1) It is in the site rules of BBO, you have to announce your system. So everyone not playing some kind of BBO Basic should announce his system. But I won't give a penalty for that.
2) The explanation was: "weak, 2 5 cards" which is correct (and much more clear with the ","). But you could argue, that a
complete disclosure must be better. If you accept the explanation as correct, EW have no right to an adjustment.
3) You decide to rule "incompleat disclosure" or "misexplanation".
East bid 4
♥ thinking that 2
♦ was a weak2 with 5+
♦.
In that case you have to decide, if most players of about the same skill would bid 4
♥ with the east Hand.

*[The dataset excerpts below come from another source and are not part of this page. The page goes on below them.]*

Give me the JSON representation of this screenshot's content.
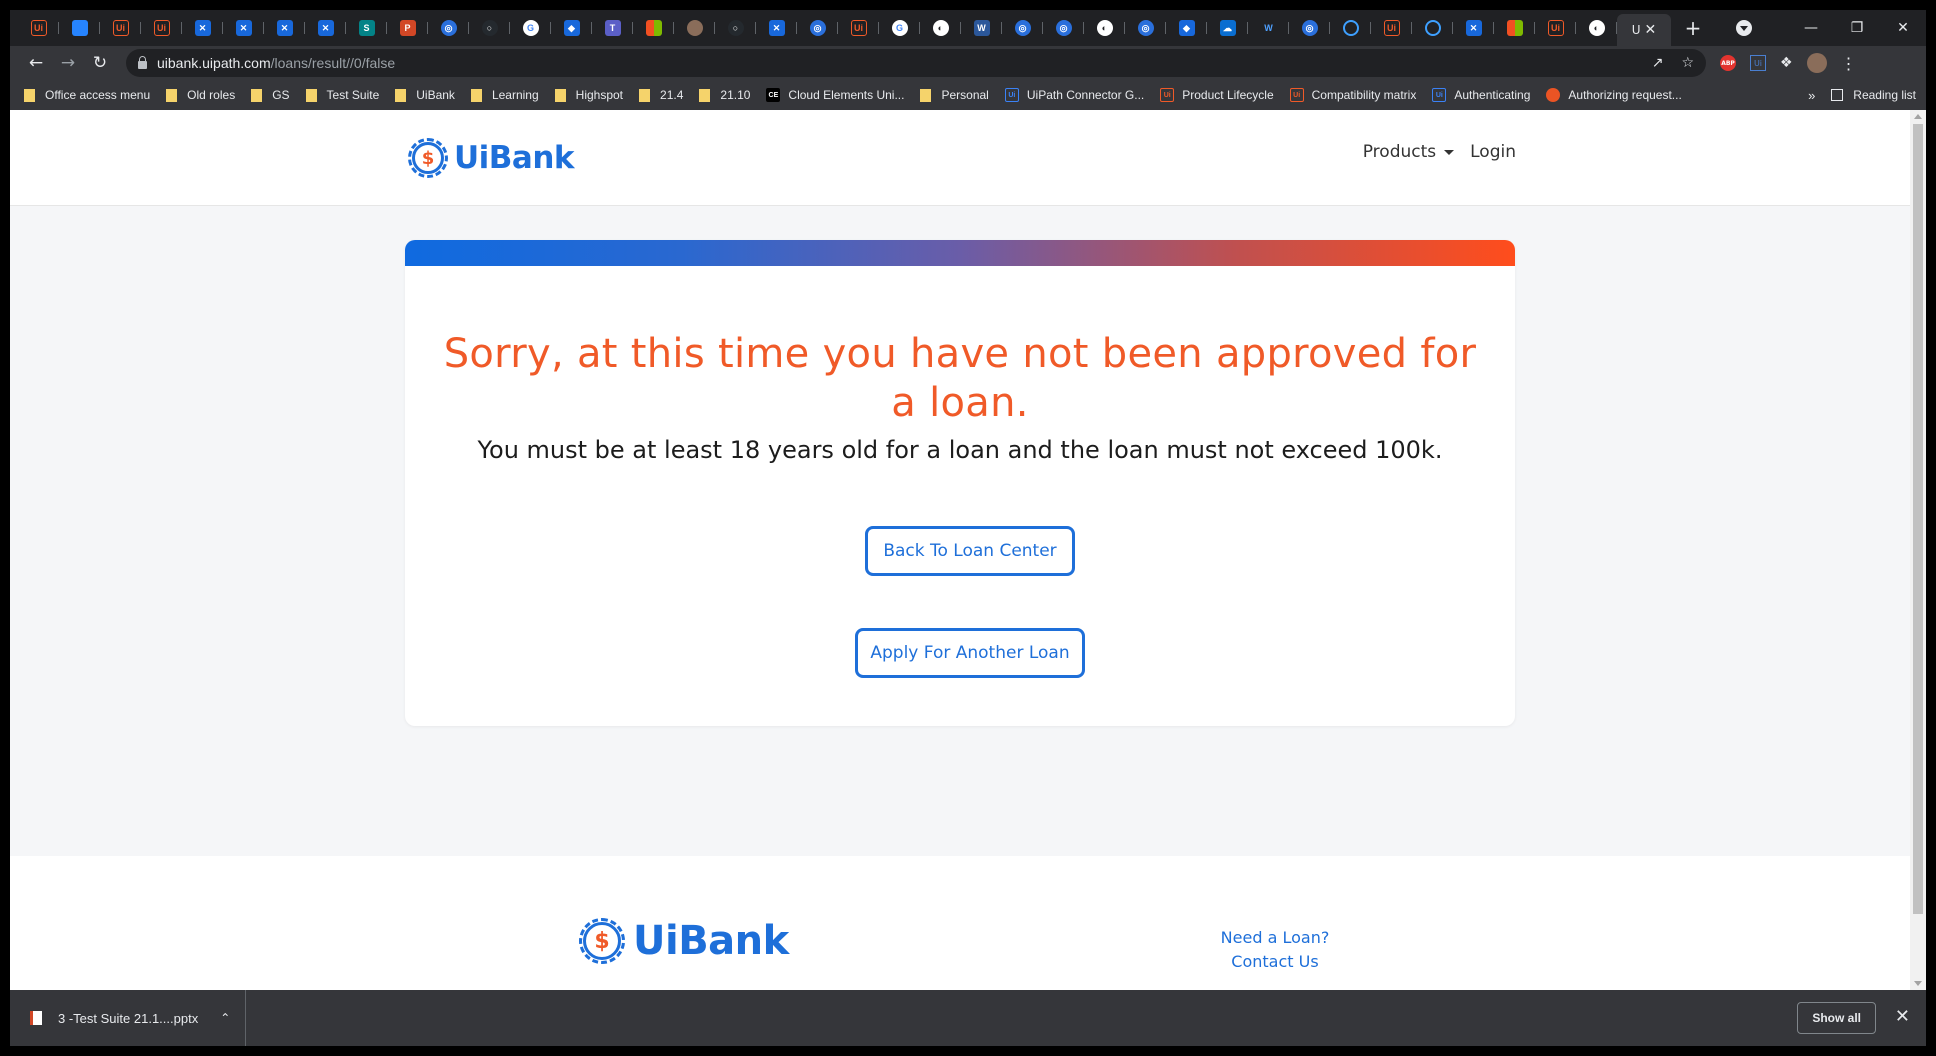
{
  "browser": {
    "tab_favicons": [
      "uipath",
      "jira",
      "uipath",
      "uipath",
      "confluence",
      "confluence",
      "confluence",
      "confluence",
      "sharepoint",
      "powerpoint",
      "globe-blue",
      "github",
      "google",
      "diamond",
      "teams",
      "microsoft",
      "avatar",
      "github",
      "confluence",
      "globe-blue",
      "uipath",
      "google",
      "globe-white",
      "word",
      "globe-blue",
      "globe-blue",
      "globe-white",
      "globe-blue",
      "diamond",
      "onedrive",
      "w",
      "globe-blue",
      "circle",
      "uipath",
      "circle",
      "confluence",
      "microsoft",
      "uipath",
      "globe-white"
    ],
    "active_tab_letter": "U",
    "url_host": "uibank.uipath.com",
    "url_path": "/loans/result//0/false",
    "bookmarks": [
      {
        "label": "Office access menu",
        "type": "folder"
      },
      {
        "label": "Old roles",
        "type": "folder"
      },
      {
        "label": "GS",
        "type": "folder"
      },
      {
        "label": "Test Suite",
        "type": "folder"
      },
      {
        "label": "UiBank",
        "type": "folder"
      },
      {
        "label": "Learning",
        "type": "folder"
      },
      {
        "label": "Highspot",
        "type": "folder"
      },
      {
        "label": "21.4",
        "type": "folder"
      },
      {
        "label": "21.10",
        "type": "folder"
      },
      {
        "label": "Cloud Elements Uni...",
        "type": "ce"
      },
      {
        "label": "Personal",
        "type": "folder"
      },
      {
        "label": "UiPath Connector G...",
        "type": "ui-blue"
      },
      {
        "label": "Product Lifecycle",
        "type": "ui-orange"
      },
      {
        "label": "Compatibility matrix",
        "type": "ui-orange"
      },
      {
        "label": "Authenticating",
        "type": "ui-blue"
      },
      {
        "label": "Authorizing request...",
        "type": "auth0"
      }
    ],
    "reading_list": "Reading list"
  },
  "site": {
    "brand": "UiBank",
    "coin_symbol": "$",
    "nav_products": "Products",
    "nav_login": "Login",
    "title": "Sorry, at this time you have not been approved for a loan.",
    "message": "You must be at least 18 years old for a loan and the loan must not exceed 100k.",
    "btn_back": "Back To Loan Center",
    "btn_apply": "Apply For Another Loan",
    "footer_link1": "Need a Loan?",
    "footer_link2": "Contact Us"
  },
  "downloads": {
    "file": "3 -Test Suite 21.1....pptx",
    "show_all": "Show all"
  },
  "colors": {
    "brand_blue": "#1e6fd9",
    "accent_orange": "#f05a28"
  }
}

If you don't think that "everybody" will make that bid, the action qualifies as "gambling".
Code of practice, on ,, said:
Score adjustment
The award of an assigned adjusted score (see Law 12C2) is appropriate when a violation of law causes damage to an innocent side (although the extent of redress to this side may be affected, see below, if it has contributed to its own damage by irrational, wild or gambling, action subsequent to the infraction). Damage exists when, in consequence of the infraction, an innocent side obtains a table result less favourable than would have been the expectation in the instant prior to the infraction.
"The Code of practice" is as importend as the bridge laws themselfs.
So you should ask east, why he bid 4
♥, and what 2
♥ or 3
♥ would have promised. Bidding game on his own hand with 17 HCP (with Q
♦ probably worthless) and only 6 cards in
♥, east might have
dug his own grave here.
The AVE scores are artificial scores and should only be assigned, if there is no way to get a "played" result. So in f2f bridge they yould be no option here. In f2f bridge you would have to assign as "split score" beeing a different result for EW and NS. This is not available at BBO.
So if i decide misexplanation and gambling, i would assign AVE- to both sides.
If you decide just misexplanation, you'll have to give NS AVE- and NS AVE+.
If there is no misexplanation, there is no case.